Na cozinha da mansão na Joatinga, dois cestos enormes abarrotados de laranjas chamam atenção. São ingredientes da salada e do suco preferidos do morador ilustre do imóvel, que circula por ali de meias, moletom e camisa xadrez. Nesse figurino bem diferente das casacas em que se enfia diante de plateias no mundo inteiro, o pianista Nelson Freire se sente completamente à vontade no endereço que um dia pertenceu ao ator Reginaldo Faria. Ele divide a ampla construção voltada para a praia com dois amigos, três cachorros da raça boxer e quatro pianos. É o refúgio onde o mineiro de Boa Esperança se recolhe após cada apresentação internacional e onde se materializa um longo vínculo com o Rio, cidade que é parte de sua vida desde os 6 anos. No sossego à beira-mar, Freire se prepara para grandes compromissos, como o que tem marcado para quarta-feira (17). Às vésperas de completar 70 anos ? o aniversário é no dia 18 de outubro ?, ele volta ao Theatro Municipal para um concerto que se anuncia histórico. Tocará pela primeira vez sob a regência do russo Vladimir Ashkenazy, lenda do piano e maestro de prestígio internacional, à frente da londrina Philharmonia Orchestra, conjunto com quase sete décadas de tradição. No programa, vai solar o Concerto Nº 5, “O Imperador”, de Beethoven, que já interpretou no mesmo palco há quase sessenta anos.”Obras repetidas são uma metamorfose constante, o importante é sentir a nova apuração e transmitir isso”, diz.
O pianista vai mostrar, não há dúvida, uma versão da peça de Beethoven bem diferente daquela que apresentou no Municipal em 1957, ainda aos 12 anos, no 1º Concurso Internacional de Piano do Rio. Caçula entre quase cinquenta concorrentes da competição, o garoto conquistou o nono lugar e a admiração de uma jurada importante, Guiomar Novaes (1895-1979), raro nome do piano brasileiro a construir uma carreira internacional antes dele. Do presidente Juscelino Kubitschek, ganhou uma bolsa para estudar em Viena. “Recebi uma bolada e gastei tudo”, conta. Na volta ao Brasil, a dura realidade. “Aos 18 anos, passei um momento muito difícil e pensei até em desistir.” Mais uma vez, o caminho foi o Municipal carioca. Diretor da casa na época, Adolfo Celi (1922-1986) ofereceu ao jovem promissor um espaço na programação. Detalhe: o grande ator italiano era cliente do gerente de banco José Freire Silva, pai do instrumentista. Quatro anos depois, em 1967, Freire debutava em Londres, onde o jornal The Times o definiu como um “jovem leão do teclado”. No ano seguinte, estreou em Nova York, junto com a respeitável filarmônica local. Cumpria-se assim o destino do menino-prodígio cuja família deixou o interior para vê-lo brilhar mundo afora.

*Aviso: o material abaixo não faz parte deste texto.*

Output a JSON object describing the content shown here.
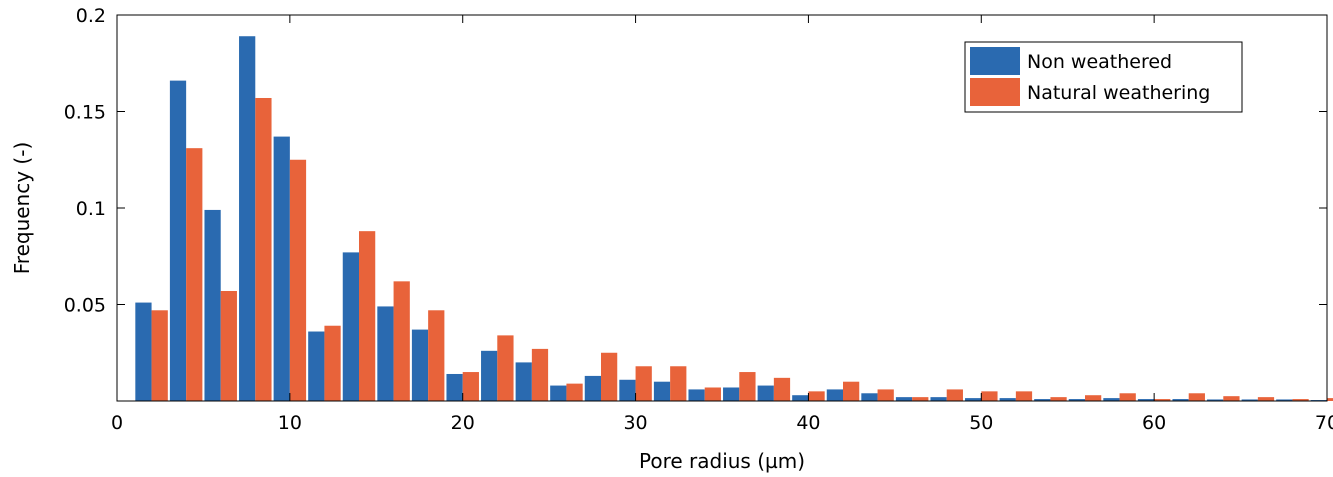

Os Freire desembarcaram em Ipanema em 1950, quando Nelson tinha 6 anos. Foram morar na Rua Redentor, onde tinham como vizinho o marechal Eurico Gaspar Dutra, presidente do Brasil de 1946 a 1951. Encantado, depois de ouvir o menino tocando O Guarani, o militar mandou instalar um telefone como presente na casa da família. Logo ao chegar, o molecote de ouvido notável impressionou membros da Escola Nacional de Música e da Rádio Nacional, episódio que rendeu matéria no jornal Diário de Notícias em 28 de maio de 1950.

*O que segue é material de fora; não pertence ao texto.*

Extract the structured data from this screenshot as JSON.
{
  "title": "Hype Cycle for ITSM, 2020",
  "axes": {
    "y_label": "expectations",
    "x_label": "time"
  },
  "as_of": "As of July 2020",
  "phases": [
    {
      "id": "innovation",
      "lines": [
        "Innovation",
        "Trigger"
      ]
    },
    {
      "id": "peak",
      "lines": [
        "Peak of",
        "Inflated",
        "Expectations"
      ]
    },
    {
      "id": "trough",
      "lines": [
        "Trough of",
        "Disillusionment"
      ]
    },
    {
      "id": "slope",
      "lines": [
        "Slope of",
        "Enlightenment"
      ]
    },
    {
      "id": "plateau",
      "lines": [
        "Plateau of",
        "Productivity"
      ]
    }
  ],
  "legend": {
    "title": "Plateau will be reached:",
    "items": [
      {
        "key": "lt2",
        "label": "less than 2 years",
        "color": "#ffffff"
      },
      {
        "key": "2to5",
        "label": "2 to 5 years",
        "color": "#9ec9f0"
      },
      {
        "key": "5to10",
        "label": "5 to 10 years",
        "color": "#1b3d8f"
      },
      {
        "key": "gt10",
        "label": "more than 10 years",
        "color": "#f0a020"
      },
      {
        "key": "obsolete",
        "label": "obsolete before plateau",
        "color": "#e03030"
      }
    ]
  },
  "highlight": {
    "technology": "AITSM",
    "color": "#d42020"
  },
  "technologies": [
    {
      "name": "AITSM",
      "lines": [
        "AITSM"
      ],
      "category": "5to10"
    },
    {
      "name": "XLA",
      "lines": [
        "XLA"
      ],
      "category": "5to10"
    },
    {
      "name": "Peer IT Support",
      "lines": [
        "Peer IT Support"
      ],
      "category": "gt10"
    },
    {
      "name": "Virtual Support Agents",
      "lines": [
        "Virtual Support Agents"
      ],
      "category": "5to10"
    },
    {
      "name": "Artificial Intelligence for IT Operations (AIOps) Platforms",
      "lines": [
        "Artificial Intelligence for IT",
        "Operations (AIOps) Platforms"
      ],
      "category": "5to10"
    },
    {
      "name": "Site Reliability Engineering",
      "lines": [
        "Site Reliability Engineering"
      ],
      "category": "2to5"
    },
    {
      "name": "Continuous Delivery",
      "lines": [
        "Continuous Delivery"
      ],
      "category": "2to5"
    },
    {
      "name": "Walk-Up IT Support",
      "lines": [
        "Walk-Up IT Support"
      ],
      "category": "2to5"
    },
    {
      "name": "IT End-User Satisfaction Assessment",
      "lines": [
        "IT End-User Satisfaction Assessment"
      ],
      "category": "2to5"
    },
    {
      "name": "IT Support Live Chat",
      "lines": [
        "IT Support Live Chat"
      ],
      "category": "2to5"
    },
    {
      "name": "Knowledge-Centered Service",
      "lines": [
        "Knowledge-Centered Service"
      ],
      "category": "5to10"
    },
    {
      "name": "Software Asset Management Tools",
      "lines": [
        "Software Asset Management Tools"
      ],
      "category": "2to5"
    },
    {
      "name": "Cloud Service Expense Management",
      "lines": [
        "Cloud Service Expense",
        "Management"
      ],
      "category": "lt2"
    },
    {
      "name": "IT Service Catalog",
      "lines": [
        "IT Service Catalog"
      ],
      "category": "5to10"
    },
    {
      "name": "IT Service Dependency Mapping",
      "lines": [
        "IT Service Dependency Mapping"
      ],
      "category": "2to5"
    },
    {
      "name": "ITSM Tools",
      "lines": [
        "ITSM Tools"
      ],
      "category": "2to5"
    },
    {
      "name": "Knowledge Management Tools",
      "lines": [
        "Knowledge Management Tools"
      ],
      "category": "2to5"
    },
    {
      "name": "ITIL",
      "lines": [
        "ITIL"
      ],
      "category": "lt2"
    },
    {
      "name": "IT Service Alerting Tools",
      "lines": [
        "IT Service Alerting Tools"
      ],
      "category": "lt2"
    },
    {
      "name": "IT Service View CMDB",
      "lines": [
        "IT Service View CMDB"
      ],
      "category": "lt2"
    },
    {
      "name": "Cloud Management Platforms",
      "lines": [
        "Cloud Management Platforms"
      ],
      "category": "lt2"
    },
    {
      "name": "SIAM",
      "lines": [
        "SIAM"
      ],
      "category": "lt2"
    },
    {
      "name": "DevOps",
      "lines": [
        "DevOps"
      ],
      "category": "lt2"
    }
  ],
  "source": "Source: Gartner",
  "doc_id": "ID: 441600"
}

“Peguei a cidade na melhor época”, recorda o instrumentista, saudoso dos mergulhos na praia e das idas com os pais à antiga Sorveteria das Crianças e ao Bob?s, ambos na Rua Visconde de Pirajá. Hoje ele evita se distanciar do Joá, preocupado com a violência e os engarrafamentos. Quando muito, visita uma feira orgânica na vizinhança.

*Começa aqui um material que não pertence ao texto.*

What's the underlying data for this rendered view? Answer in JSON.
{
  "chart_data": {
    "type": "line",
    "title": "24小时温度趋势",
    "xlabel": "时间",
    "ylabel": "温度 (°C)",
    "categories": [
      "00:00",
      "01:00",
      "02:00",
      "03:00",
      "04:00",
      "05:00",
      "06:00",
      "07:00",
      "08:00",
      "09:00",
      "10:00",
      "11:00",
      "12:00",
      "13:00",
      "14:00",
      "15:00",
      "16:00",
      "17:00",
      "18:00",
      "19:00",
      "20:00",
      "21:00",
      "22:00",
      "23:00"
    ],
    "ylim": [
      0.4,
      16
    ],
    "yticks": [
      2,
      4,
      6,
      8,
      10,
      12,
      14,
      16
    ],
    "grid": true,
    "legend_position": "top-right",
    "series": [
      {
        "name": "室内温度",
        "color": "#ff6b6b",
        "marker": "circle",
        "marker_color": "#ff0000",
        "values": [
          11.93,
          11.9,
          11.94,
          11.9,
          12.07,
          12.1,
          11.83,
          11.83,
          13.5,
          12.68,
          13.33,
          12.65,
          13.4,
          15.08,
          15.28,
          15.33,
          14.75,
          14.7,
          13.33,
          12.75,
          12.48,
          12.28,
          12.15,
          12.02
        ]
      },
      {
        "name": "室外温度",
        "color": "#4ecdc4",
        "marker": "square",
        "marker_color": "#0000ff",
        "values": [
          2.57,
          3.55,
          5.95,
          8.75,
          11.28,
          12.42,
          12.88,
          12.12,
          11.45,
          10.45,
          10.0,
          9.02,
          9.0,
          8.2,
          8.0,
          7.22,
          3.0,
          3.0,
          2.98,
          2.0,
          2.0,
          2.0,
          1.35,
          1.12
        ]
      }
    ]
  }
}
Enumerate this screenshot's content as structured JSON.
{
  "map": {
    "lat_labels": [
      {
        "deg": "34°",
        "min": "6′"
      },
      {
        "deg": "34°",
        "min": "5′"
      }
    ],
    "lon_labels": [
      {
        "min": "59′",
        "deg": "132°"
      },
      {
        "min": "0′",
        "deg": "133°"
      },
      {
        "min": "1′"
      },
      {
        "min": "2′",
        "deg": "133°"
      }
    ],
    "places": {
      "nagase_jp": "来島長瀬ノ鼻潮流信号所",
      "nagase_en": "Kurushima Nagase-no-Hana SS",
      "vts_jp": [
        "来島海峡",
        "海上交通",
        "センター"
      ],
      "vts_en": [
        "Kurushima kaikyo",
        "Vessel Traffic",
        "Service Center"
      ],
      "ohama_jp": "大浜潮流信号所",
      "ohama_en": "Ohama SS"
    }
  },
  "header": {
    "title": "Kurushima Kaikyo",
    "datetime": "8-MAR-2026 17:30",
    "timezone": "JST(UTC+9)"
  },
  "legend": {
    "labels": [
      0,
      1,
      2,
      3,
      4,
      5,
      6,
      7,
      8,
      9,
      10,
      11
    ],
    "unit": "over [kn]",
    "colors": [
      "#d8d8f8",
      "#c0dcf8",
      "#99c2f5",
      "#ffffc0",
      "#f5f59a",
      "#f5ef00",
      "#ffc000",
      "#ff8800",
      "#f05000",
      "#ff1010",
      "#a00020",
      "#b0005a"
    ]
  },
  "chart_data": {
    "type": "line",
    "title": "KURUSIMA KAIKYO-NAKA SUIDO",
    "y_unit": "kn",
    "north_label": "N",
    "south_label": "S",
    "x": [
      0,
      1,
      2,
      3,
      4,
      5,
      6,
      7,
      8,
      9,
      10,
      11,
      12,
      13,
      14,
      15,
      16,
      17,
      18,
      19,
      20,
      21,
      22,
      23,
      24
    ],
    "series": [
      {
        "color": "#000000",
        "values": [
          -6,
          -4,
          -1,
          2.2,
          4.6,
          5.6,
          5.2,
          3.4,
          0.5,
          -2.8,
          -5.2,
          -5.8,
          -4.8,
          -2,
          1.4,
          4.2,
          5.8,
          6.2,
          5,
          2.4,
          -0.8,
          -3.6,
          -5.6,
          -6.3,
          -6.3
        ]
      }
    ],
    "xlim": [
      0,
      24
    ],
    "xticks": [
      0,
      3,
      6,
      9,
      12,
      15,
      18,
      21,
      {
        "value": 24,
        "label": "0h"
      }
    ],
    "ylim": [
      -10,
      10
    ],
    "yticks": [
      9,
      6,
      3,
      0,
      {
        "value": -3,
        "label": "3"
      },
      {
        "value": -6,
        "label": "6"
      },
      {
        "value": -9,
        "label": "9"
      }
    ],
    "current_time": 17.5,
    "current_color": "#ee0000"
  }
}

Em seu lar carioca, pratica sua arte cerca de duas horas por dia, descansa na rede da varanda e relaxa assistindo à sua coleção de mais de 200 filmes. A perspectiva de viajar o aborrece. “Para começar, não sei fazer mala. Sou de Libra, fico na dúvida, acabo levando tudo e não usando nada.” No avião, faz questão de entrar com o pé direito e, caso desça na pista, desembarcar seguindo o mesmo ritual. Ossos do ofício, e do sucesso, a agenda de setembro a novembro traz datas na Colômbia, no México, no Japão, na Inglaterra, na Espanha e na França. Resta o conforto de saber que, na volta, sempre haverá o pouso seguro com magnífica vista para o mar.